With the NHI Bill at its consultative stage, it continues to face challenges which amongst others are fears of corruption in governance, possible additional tax, the ambiguity of the role of medical schemes and the delivery system which could lead to a shortage of providers.

“If you don’t get the governance of it right, the doctor registration, the movements of doctors and we’re getting to the delivery system a little bit later and you just mess up one of those transactions. What happens to that whole community? I don’t trust that it doesn’t work. I don’t want to go here. We’ve got to start to make sure that it works well right from the very beginning,” McHugh elaborates.
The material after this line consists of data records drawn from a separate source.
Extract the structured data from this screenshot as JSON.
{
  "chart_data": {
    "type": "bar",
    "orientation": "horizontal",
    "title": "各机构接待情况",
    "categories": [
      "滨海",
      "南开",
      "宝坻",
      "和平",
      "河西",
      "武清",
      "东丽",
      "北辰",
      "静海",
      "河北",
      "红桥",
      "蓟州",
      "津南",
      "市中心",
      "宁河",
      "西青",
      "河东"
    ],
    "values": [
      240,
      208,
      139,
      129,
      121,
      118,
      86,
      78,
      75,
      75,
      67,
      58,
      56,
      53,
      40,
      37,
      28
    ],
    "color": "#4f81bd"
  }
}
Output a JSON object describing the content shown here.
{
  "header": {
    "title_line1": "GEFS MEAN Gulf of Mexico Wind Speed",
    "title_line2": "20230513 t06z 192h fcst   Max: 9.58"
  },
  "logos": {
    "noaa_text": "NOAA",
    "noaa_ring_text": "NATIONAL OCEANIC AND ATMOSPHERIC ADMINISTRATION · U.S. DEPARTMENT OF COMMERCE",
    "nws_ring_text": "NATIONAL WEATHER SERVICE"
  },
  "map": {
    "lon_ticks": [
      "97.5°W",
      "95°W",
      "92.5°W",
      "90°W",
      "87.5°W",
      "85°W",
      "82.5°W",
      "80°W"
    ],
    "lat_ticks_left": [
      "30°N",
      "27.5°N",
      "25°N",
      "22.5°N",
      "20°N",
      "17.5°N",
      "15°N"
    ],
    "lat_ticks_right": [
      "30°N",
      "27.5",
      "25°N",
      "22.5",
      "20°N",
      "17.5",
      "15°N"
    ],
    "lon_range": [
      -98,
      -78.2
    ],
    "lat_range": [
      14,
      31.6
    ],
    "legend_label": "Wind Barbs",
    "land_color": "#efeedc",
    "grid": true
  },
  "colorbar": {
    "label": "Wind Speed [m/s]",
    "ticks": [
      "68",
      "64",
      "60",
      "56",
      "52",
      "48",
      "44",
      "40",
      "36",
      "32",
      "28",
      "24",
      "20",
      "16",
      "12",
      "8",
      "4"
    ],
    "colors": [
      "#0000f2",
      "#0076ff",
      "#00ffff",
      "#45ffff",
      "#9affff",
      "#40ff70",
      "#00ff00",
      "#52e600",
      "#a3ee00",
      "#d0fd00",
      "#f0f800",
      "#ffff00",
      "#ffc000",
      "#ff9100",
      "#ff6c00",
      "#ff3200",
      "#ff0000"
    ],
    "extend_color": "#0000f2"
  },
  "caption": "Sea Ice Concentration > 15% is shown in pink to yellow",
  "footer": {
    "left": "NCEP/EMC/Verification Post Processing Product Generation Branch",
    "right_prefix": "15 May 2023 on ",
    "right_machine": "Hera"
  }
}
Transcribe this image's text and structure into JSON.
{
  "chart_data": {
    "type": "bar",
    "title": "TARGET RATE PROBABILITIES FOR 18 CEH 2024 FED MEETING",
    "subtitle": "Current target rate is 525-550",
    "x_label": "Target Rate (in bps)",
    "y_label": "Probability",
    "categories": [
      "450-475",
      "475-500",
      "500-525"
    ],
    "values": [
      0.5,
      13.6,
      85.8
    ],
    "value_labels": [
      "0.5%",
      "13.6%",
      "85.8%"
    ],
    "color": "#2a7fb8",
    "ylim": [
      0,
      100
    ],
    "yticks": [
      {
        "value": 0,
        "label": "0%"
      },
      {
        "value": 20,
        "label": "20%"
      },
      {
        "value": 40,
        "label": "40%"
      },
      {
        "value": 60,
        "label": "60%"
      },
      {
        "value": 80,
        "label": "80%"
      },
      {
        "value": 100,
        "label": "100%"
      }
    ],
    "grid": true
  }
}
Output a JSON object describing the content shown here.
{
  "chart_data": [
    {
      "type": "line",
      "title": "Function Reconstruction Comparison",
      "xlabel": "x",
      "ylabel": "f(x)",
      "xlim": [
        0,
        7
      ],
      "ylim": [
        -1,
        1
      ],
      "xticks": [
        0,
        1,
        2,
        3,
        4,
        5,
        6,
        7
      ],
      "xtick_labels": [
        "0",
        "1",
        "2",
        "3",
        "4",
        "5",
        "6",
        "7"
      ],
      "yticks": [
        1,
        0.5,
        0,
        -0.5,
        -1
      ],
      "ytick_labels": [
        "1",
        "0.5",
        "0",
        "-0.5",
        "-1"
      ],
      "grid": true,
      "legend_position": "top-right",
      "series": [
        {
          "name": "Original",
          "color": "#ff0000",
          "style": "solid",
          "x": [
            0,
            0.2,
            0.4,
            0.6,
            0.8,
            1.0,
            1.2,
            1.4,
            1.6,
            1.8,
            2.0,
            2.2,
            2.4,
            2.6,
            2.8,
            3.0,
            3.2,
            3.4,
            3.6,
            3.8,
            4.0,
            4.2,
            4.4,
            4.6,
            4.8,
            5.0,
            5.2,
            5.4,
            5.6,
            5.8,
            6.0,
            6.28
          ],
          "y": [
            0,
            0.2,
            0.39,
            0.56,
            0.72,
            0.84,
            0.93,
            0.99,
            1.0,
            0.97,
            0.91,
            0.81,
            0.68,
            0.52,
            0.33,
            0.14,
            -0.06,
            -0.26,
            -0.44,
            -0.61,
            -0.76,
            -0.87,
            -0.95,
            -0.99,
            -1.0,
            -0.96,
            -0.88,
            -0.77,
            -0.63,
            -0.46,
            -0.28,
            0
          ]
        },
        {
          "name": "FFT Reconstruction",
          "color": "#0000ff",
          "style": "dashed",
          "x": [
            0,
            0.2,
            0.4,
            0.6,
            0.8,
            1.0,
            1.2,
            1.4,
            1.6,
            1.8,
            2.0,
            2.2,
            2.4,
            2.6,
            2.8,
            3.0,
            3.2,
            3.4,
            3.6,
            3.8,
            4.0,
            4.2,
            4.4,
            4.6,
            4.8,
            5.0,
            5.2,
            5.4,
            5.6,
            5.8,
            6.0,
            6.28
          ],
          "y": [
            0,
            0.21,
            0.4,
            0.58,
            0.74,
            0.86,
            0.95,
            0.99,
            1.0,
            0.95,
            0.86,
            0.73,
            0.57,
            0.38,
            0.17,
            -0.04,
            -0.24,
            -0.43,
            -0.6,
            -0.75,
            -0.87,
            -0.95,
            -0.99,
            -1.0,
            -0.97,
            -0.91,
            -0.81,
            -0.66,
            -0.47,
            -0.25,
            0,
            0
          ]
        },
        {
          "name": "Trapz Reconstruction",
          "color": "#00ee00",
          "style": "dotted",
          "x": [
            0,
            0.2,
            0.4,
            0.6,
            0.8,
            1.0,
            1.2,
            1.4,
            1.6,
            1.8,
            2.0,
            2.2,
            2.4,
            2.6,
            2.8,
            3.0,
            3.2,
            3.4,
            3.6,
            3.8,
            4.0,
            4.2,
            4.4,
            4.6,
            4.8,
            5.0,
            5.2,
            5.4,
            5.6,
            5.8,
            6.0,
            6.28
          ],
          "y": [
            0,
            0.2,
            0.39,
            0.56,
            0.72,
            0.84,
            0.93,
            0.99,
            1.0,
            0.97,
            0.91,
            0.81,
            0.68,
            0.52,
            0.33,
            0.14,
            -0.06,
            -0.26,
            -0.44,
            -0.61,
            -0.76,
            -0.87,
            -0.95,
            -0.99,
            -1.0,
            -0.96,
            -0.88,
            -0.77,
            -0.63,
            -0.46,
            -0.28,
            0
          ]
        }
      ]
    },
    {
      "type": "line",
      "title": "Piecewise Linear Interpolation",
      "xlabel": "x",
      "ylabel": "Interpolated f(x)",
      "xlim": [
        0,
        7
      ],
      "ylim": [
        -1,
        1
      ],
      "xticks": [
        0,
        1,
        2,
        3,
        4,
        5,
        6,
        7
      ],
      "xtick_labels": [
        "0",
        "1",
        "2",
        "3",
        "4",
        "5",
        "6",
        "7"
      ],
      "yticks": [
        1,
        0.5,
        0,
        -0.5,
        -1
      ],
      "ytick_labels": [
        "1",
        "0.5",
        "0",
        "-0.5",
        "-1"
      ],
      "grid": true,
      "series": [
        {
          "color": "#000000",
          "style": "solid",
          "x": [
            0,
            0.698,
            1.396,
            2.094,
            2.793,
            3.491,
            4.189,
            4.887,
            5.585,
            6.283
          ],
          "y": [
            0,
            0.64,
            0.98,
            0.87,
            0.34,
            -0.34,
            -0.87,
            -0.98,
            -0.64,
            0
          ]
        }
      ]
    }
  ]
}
McHugh says for the NHI to be successful, there needs to be better collaboration between the public and private hospitals, just as it was done during the COVID-19 pandemic.

“So, we see the two sectors working together in order for that outcome to realize it should not be in. Our view one sector at the expense of the other. It doesn’t mean we have to kill the private sector to make the public work and we don’t think the public sector must be killed to make private sector work,” McHugh explains.

McHugh says legislation relating to medical schemes needs to be overhauled, given that today’s medical schemes are now faced with a very different context to what they were 30 years ago.